While pinot blanc and pinot gris (pinot grigio in Italian), mutations of pinot noir, have been cultivated and vinified for years, mutations of tempranillo have only been recently discovered, thanks in large part to grape farmers in Rioja who would call de Toda and his fellow researcher Juan Carlos Sancha to inform them about unusual grapes in their vineyards.

Fruit of de Toda and Sancha’s research was identifying 40 rare varieties and the recent approval by the Rioja Regulatory Council of several that showed the most promise:  tempranillo blanco, turruntés, maturana blanca and maturana tinta.

Balda says that the first batches of wine made with tempranillo royo have been promising.  “It’s very fruity with good balance on the palate”.

In a business where several ‘international’ varieties such as cabernet sauvignon, chardonnay, sauvignon blanc and merlot dominate wine lists, it’s refreshing to see wine regions promote other, less-known varieties such as malbec in Argentina and carmenère in Chile, although they could hardly be called ‘native’ to those regions.

Rioja made a brave decision years ago when it decided not to authorize cabernet sauvignon (mainly because it couldn’t stand up to cabernet from Bordeaux) in favor of tempranillo, although there has been a lot of controversy here about the farmers’ and wineries’ policy of planting clones of high-yielding tempranillo, which has backfired the last two years in the face of decreasing sales and the consequent buildup of inventory and price cutting.

Since Sancha and de Toda are buddies of mine, I plan to get my hands on a bottle of tempranillo royo to taste with you.  The wine world needs more variety like this!   

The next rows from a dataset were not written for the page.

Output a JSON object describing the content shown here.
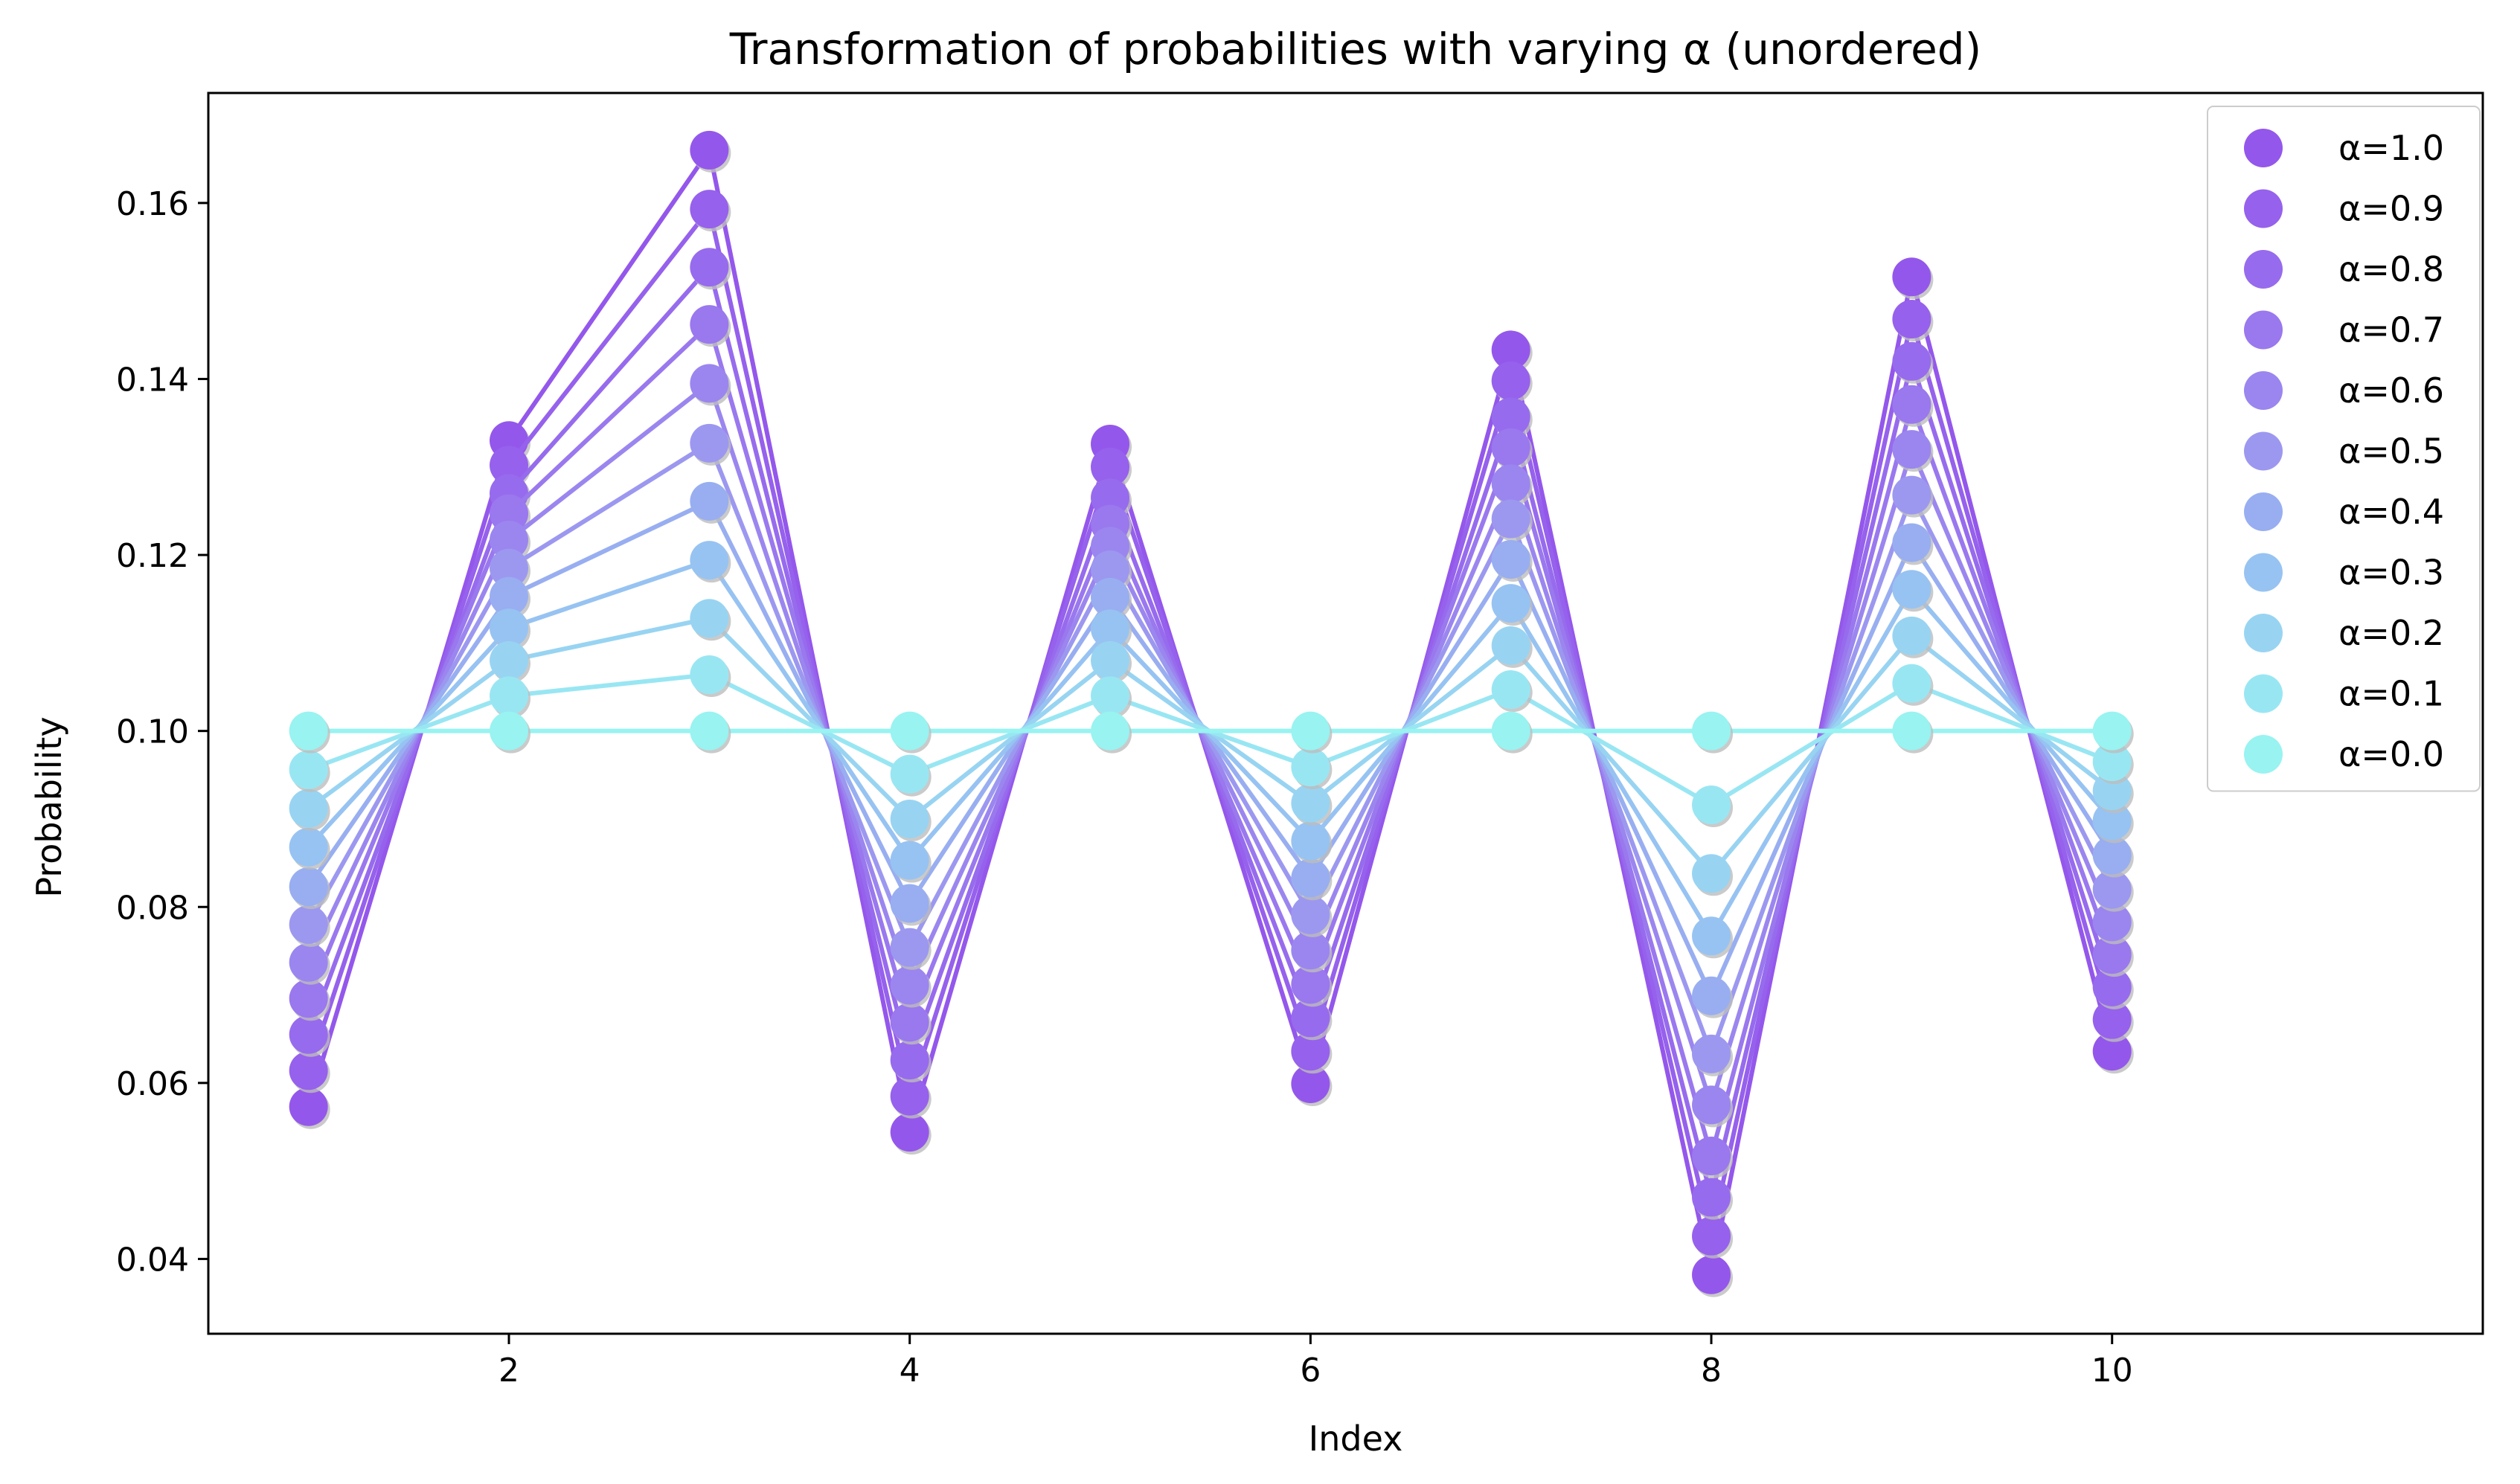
{
  "chart_data": {
    "type": "line",
    "title": "Transformation of probabilities with varying α (unordered)",
    "xlabel": "Index",
    "ylabel": "Probability",
    "xlim": [
      0.5,
      11.85
    ],
    "ylim": [
      0.0315,
      0.1725
    ],
    "xticks": [
      2,
      4,
      6,
      8,
      10
    ],
    "yticks": [
      0.04,
      0.06,
      0.08,
      0.1,
      0.12,
      0.14,
      0.16
    ],
    "ytick_labels": [
      "0.04",
      "0.06",
      "0.08",
      "0.10",
      "0.12",
      "0.14",
      "0.16"
    ],
    "xtick_labels": [
      "2",
      "4",
      "6",
      "8",
      "10"
    ],
    "grid": false,
    "legend_position": "top-right",
    "markers": true,
    "x": [
      1,
      2,
      3,
      4,
      5,
      6,
      7,
      8,
      9,
      10
    ],
    "series": [
      {
        "name": "α=1.0",
        "color": "#9457eb",
        "values": [
          0.0573,
          0.133,
          0.166,
          0.0544,
          0.1326,
          0.0599,
          0.1433,
          0.0382,
          0.1516,
          0.0636
        ]
      },
      {
        "name": "α=0.9",
        "color": "#9661ec",
        "values": [
          0.0614,
          0.1302,
          0.1593,
          0.0585,
          0.13,
          0.0636,
          0.1398,
          0.0426,
          0.1468,
          0.0672
        ]
      },
      {
        "name": "α=0.8",
        "color": "#976bed",
        "values": [
          0.0655,
          0.127,
          0.1527,
          0.0626,
          0.1265,
          0.0674,
          0.1357,
          0.047,
          0.142,
          0.0709
        ]
      },
      {
        "name": "α=0.7",
        "color": "#9a78ee",
        "values": [
          0.0696,
          0.1247,
          0.1462,
          0.0669,
          0.1235,
          0.0712,
          0.1322,
          0.0517,
          0.1371,
          0.0746
        ]
      },
      {
        "name": "α=0.6",
        "color": "#9b86ef",
        "values": [
          0.0737,
          0.1217,
          0.1395,
          0.0711,
          0.121,
          0.0751,
          0.1281,
          0.0575,
          0.132,
          0.0783
        ]
      },
      {
        "name": "α=0.5",
        "color": "#9c98f0",
        "values": [
          0.078,
          0.1185,
          0.1327,
          0.0754,
          0.1183,
          0.0791,
          0.1241,
          0.0633,
          0.1268,
          0.082
        ]
      },
      {
        "name": "α=0.4",
        "color": "#98aef1",
        "values": [
          0.0823,
          0.1153,
          0.1261,
          0.0804,
          0.1152,
          0.0833,
          0.1195,
          0.0699,
          0.1214,
          0.0859
        ]
      },
      {
        "name": "α=0.3",
        "color": "#97c3f2",
        "values": [
          0.0868,
          0.1117,
          0.1194,
          0.0853,
          0.1116,
          0.0875,
          0.1145,
          0.0767,
          0.1161,
          0.0898
        ]
      },
      {
        "name": "α=0.2",
        "color": "#98d4f2",
        "values": [
          0.0912,
          0.108,
          0.1128,
          0.09,
          0.108,
          0.0918,
          0.1097,
          0.0838,
          0.1108,
          0.0932
        ]
      },
      {
        "name": "α=0.1",
        "color": "#99e6f3",
        "values": [
          0.0956,
          0.104,
          0.1064,
          0.0951,
          0.104,
          0.0959,
          0.1047,
          0.0916,
          0.1054,
          0.0965
        ]
      },
      {
        "name": "α=0.0",
        "color": "#98f3f1",
        "values": [
          0.1,
          0.1,
          0.1,
          0.1,
          0.1,
          0.1,
          0.1,
          0.1,
          0.1,
          0.1
        ]
      }
    ]
  }
}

Photo credit:  Antonio Díaz Uriel


2 thoughts on “First red, then white, now gray tempranillo

  1. Look forward to read your comments and tasting notes about ‘royo’ once you’ve tasted…. do us a favor and close your eyes as you raise the glass to your lips… and indicate whether there is any flavor difference in the ‘royo’ from traditional tempranillo… or whether this is a marketing ploy hidden beneath the veneer of science!